A Primer
Ok, it’s not as uncommon as you would think – for both interviewees and interviewers. Sometimes, the interviewee exceeds expectations and solutions the problem faster than expected. Now there’s a couple minutes remaining on the clock : 5 minutes to 10 minutes.
So what do we do? Sure, as an interviewer, I can end the session early and return time back to the candidate, but one thing remains certain – the candidate clearly met a hiring bar’s “bare minimum”. They can successfully move forward to the next steps.
In this case, ( really good ) interviewers will start asking stress test questions to gather more signals and write up stronger cases on behalf of their candidates. Perhaps theirs multiple candidates who met the hiring bar, and a single individual’s outperformance intimates a stronger case. Or the candidate is interviewing for a higher-level position ( e.g. they’re targeting mid-level/senior/staff+ levels ), and we as interviewers can ask level-setting questions to up-level candiditates or down-level candidates ( and if we’re good, we’ll up-level you ).
Now don’t get me wrong. Stress-test questions are harder to ask. Firstly, it’s a skill interviewers need to practice, hone, and refine. Secondly, they’re open-ended : there’s no correct answer to these questions, since they’re meant to probe a candidate’s brain and inform interviewers how a prospective hires problem solves.
Question #1 :
Prompt : Alright, we arrived at a working solution, but can you quickly walk me through how you would refactor your code for a production setting? Walk me through changes you would incorporate.
Justification : Let’s gauge how much experience a candidate has working with an large-scale industrial code base or microservice architectures.
Example Answers :
- Introducing class defintions and methods to support instantiation and invoke methods across multiple modules
- Leverages CONSTANT variable expressions and default initialization values
- Renaming variables for faster searching and readability
- Incorporate unit testing and stubs to compare EXPECTED versus ACTUAL values
- Leverage Git actions and allowing code to go to production IFF all unit tests pass
- Using singleton patterns to avoid multiple instantiation on each execution – save on CPU cycles, memory and optimize performancy
Question #2 :
Prompt : Let’s suppose a Product Manager or a Stakeholder comes in and needs statistics on how often scenarios are encountered. They want to collect data to improve their business. What modifications would you make?
Justification : Has a candidate interacted with business personas in the past who aren’t engineers? Even if they didn’t, do they theoretically know what they would want to show to an such individuals? Can they translate code to business asks?
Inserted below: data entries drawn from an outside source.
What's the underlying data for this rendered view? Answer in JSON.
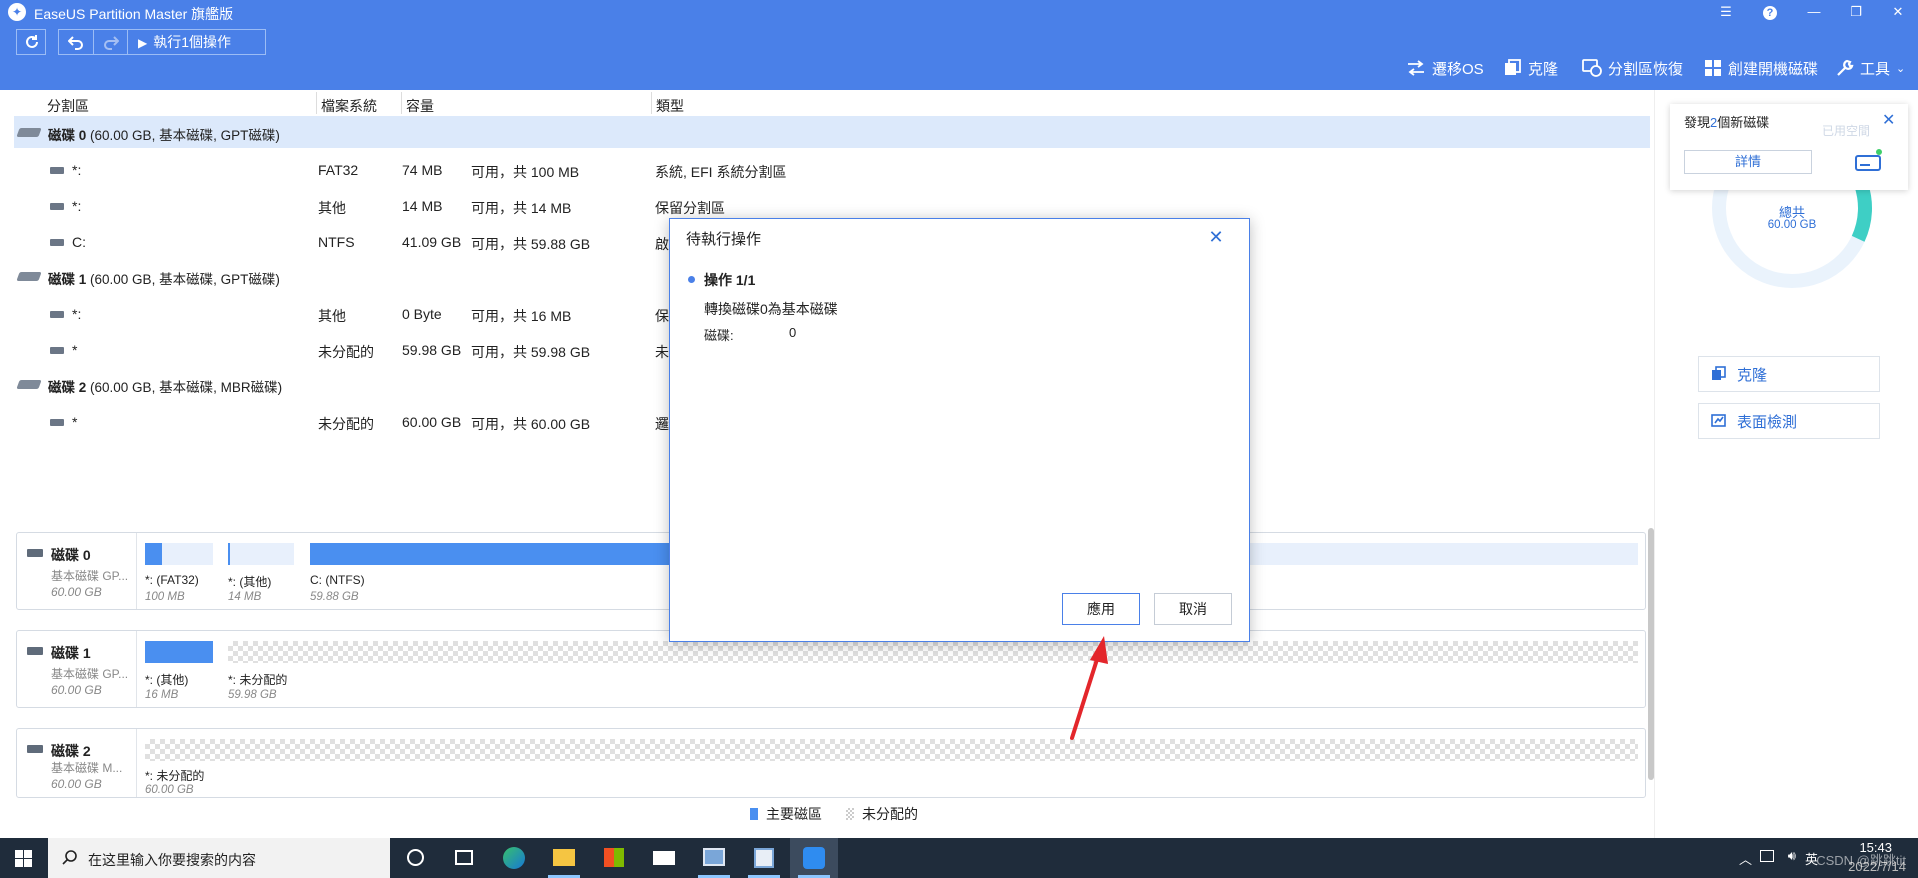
{
  "window": {
    "title": "EaseUS Partition Master 旗艦版"
  },
  "toolbar": {
    "execute_label": "執行1個操作",
    "tools": [
      {
        "label": "遷移OS",
        "icon": "migrate-icon"
      },
      {
        "label": "克隆",
        "icon": "clone-icon"
      },
      {
        "label": "分割區恢復",
        "icon": "recovery-icon"
      },
      {
        "label": "創建開機磁碟",
        "icon": "windows-icon"
      },
      {
        "label": "工具",
        "icon": "wrench-icon"
      }
    ]
  },
  "table": {
    "headers": [
      "分割區",
      "檔案系統",
      "容量",
      "類型"
    ],
    "disks": [
      {
        "name": "磁碟 0",
        "info": "(60.00 GB, 基本磁碟, GPT磁碟)",
        "selected": true,
        "partitions": [
          {
            "name": "*:",
            "fs": "FAT32",
            "used": "74 MB",
            "cap": "可用，共 100 MB",
            "type": "系統, EFI 系統分割區"
          },
          {
            "name": "*:",
            "fs": "其他",
            "used": "14 MB",
            "cap": "可用，共 14 MB",
            "type": "保留分割區"
          },
          {
            "name": "C:",
            "fs": "NTFS",
            "used": "41.09 GB",
            "cap": "可用，共 59.88 GB",
            "type": "啟"
          }
        ]
      },
      {
        "name": "磁碟 1",
        "info": "(60.00 GB, 基本磁碟, GPT磁碟)",
        "selected": false,
        "partitions": [
          {
            "name": "*:",
            "fs": "其他",
            "used": "0 Byte",
            "cap": "可用，共 16 MB",
            "type": "保"
          },
          {
            "name": "*",
            "fs": "未分配的",
            "used": "59.98 GB",
            "cap": "可用，共 59.98 GB",
            "type": "未"
          }
        ]
      },
      {
        "name": "磁碟 2",
        "info": "(60.00 GB, 基本磁碟, MBR磁碟)",
        "selected": false,
        "partitions": [
          {
            "name": "*",
            "fs": "未分配的",
            "used": "60.00 GB",
            "cap": "可用，共 60.00 GB",
            "type": "邏"
          }
        ]
      }
    ]
  },
  "diskmap": [
    {
      "title": "磁碟 0",
      "sub": "基本磁碟 GP...",
      "size": "60.00 GB",
      "segments": [
        {
          "label": "*: (FAT32)",
          "size": "100 MB",
          "style": "blue",
          "fill": 0.25
        },
        {
          "label": "*: (其他)",
          "size": "14 MB",
          "style": "lblue",
          "fill": 0.02
        },
        {
          "label": "C: (NTFS)",
          "size": "59.88 GB",
          "style": "blue",
          "fill": 0.69
        }
      ]
    },
    {
      "title": "磁碟 1",
      "sub": "基本磁碟 GP...",
      "size": "60.00 GB",
      "segments": [
        {
          "label": "*: (其他)",
          "size": "16 MB",
          "style": "blue",
          "fill": 1
        },
        {
          "label": "*: 未分配的",
          "size": "59.98 GB",
          "style": "hatch",
          "fill": 0
        }
      ]
    },
    {
      "title": "磁碟 2",
      "sub": "基本磁碟 M...",
      "size": "60.00 GB",
      "segments": [
        {
          "label": "*: 未分配的",
          "size": "60.00 GB",
          "style": "hatch",
          "fill": 0
        }
      ]
    }
  ],
  "legend": [
    {
      "label": "主要磁區",
      "color": "#4a8ff0"
    },
    {
      "label": "未分配的",
      "color": "#e0e0e0"
    }
  ],
  "right_panel": {
    "notification": {
      "text_before": "發現",
      "count": "2",
      "text_after": "個新磁碟",
      "details_label": "詳情",
      "faded_text": "已用空間"
    },
    "ring": {
      "label": "總共",
      "size": "60.00 GB",
      "used_fraction": 0.69
    },
    "actions": [
      {
        "label": "克隆",
        "icon": "clone-icon"
      },
      {
        "label": "表面檢測",
        "icon": "surface-test-icon"
      }
    ]
  },
  "dialog": {
    "title": "待執行操作",
    "op_heading": "操作 1/1",
    "op_description": "轉換磁碟0為基本磁碟",
    "disk_label": "磁碟:",
    "disk_value": "0",
    "apply_label": "應用",
    "cancel_label": "取消"
  },
  "taskbar": {
    "search_placeholder": "在这里输入你要搜索的内容",
    "time": "15:43",
    "date": "2022/7/14",
    "ime": "英",
    "watermark": "CSDN @跳跳tit"
  },
  "colors": {
    "accent": "#4a80e8",
    "segment_blue": "#4a8ff0",
    "ring_teal": "#3ecfc5",
    "taskbar": "#1f2c3b"
  }
}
Can they generate and send metrics that inform how to obtain more business value?
Example Answers :
- TC suggests leveraging production grade logging microservices or analytical tools – GA ( Google Analytics ), Sentry, Titan, or Splunk – to capture statistics of scenarios for fuzzy grep/search.
- TC extends this and mentions using a trade-off analysis of internal 1st-party tooling with external 3rd-party tooling.
- TC thinks of events tracking ; can they use a microservice as a producer, send data to a queue asychonously, and have a consumer service listen to the queue to collect stats?
- TC thinks of storing or sending time series events : (user_id,customer_segment_group, timestamp,scenario) types of tuples.
- TC mentions analyzing customers by cohort groups.